The problems you describe will persist as long as there are no dictionaries based on concepts, not words. I admit, this would be a formidable task to compile such a dictionary, especially that there exist many times more concepts than words, and different languages have often concepts that don’t exist in other languages, or are slightly different (when can two concepts in different languages be considered equivalentl?).  But I believe that this task will once be endeavoured in future, as this is the best way to effective machine translation.


----------



## dreamlike

Would you care to elaborate, Ben Jamin? I'm not quite sure what do you mean by "dictionaries based on concepts" - especially that concepts, are, in fact, conveyed by words - of course, there's always room for improvement, but what you are suggesting really could prove difficult to implement, if I understood correctly.


----------



## Ben Jamin

dreamlike said:


> Would you care to elaborate, Ben Jamin? I'm not quite sure what do you mean by "dictionaries based on concepts" - especially that concepts, are, in fact, conveyed by words - of course, there's always room for improvement, but what you are suggesting really could prove difficult to implement, if I understood correctly.



Just find the word “man” in any monolingual or bilingual dictionary and see how many concepts are there listed for the entry. Merriam Webster gives 21 concepts. And now imagine how a complicated net of references you have to establish to translate all those concepts (not the word) into another language. If concepts were used as the base units of a database then the concepts could be defined and given a identifying code.
Today’s dictionaries are based on words as basic units in the databases.


----------



## LilianaB

I think, I agree with you, Ben Jamin, I am just not sure if this is not totally Utopian. I don't agree with the machine translation part. Also, I think these dictionaries would have to be more of anthropology books. How do you explain or categorize concepts. You have to explain the culture's worldview to explain concepts.


----------



## Lorenc

Ben Jamin said:


> The problems you describe will persist as long as there are no dictionaries based on concepts, not words.

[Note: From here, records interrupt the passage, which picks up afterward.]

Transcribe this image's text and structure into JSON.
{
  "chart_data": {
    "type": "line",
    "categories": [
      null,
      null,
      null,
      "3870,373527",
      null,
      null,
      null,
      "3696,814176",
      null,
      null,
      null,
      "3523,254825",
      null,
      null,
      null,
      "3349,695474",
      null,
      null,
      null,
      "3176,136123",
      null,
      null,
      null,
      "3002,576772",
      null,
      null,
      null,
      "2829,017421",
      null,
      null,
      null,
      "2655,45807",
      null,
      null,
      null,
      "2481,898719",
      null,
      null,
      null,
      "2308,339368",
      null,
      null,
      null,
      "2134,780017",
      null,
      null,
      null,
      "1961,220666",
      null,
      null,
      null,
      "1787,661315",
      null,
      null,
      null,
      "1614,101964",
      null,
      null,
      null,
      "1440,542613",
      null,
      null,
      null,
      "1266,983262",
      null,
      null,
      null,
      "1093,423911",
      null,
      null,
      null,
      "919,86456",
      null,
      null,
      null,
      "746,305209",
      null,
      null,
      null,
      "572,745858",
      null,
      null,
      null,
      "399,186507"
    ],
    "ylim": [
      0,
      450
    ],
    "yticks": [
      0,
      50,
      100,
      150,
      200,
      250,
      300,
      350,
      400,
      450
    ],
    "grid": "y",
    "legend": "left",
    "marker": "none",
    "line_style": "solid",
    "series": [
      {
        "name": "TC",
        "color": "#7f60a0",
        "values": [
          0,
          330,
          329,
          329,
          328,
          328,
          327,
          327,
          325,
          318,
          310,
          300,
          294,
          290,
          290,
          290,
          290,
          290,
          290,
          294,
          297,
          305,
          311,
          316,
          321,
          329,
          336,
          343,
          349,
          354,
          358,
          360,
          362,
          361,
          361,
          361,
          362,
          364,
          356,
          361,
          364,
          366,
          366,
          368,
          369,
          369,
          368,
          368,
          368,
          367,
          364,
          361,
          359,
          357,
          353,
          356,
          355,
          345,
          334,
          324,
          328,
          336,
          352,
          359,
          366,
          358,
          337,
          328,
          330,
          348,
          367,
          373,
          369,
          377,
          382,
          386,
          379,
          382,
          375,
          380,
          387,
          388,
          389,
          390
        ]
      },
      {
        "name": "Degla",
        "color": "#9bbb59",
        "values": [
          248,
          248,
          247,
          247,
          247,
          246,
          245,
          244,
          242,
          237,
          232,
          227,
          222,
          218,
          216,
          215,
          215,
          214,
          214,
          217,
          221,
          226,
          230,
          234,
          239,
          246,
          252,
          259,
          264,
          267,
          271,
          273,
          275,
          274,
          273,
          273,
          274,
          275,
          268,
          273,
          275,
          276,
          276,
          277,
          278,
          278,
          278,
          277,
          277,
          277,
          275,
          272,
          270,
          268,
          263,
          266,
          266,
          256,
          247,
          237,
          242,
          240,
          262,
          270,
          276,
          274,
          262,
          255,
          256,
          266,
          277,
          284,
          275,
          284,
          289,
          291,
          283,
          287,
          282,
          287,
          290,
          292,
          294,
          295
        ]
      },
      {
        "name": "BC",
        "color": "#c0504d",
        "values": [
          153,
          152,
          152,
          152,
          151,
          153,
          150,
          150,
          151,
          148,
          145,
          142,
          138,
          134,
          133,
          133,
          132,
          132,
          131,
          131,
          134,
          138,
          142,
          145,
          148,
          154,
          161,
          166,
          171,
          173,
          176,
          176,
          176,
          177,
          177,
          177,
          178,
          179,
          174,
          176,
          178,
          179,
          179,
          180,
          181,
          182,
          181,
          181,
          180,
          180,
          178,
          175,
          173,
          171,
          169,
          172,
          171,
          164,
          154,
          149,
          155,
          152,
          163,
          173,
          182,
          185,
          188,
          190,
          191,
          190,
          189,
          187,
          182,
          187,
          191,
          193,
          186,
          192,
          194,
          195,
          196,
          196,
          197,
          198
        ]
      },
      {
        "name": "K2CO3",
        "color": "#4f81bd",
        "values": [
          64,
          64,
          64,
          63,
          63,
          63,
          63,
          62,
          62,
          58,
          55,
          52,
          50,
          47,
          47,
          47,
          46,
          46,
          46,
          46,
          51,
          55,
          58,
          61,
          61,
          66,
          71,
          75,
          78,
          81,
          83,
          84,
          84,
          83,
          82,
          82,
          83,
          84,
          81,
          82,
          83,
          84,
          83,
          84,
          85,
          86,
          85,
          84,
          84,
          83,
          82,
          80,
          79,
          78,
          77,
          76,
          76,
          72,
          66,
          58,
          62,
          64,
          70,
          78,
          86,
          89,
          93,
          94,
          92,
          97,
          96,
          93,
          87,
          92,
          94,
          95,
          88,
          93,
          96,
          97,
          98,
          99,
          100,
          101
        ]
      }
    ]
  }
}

Maybe Roget's thesaurus is something similar to what you have in mind...?


----------



## Oletta

Roget's thesaurus has also many limitations, I used to use it some time ago. If you refer to some updated edition I am not an expert, though.


----------



## Ben Jamin

Lorenc said:


> Maybe Roget's thesaurus is something similar to what you have in mind...?



Yes, the Roget's Thesaurus is based on a similar principle, but my idea differs at many issues:
1. Roget is based only on English, while I think about a multiple language database
2. Roget contains only a limited number of concepts, while I think about a fairly comprehensive base, containing structural words, ordinary names of objects, and concepts which have own names only in a few languages (but necessarily in English).
3. Roget has no precise definitions of concepts, my base would contain definitions.
4. Roget's main concern is giving English synonyms, while I think about linking best corresponding words in other languages to the concepts.


----------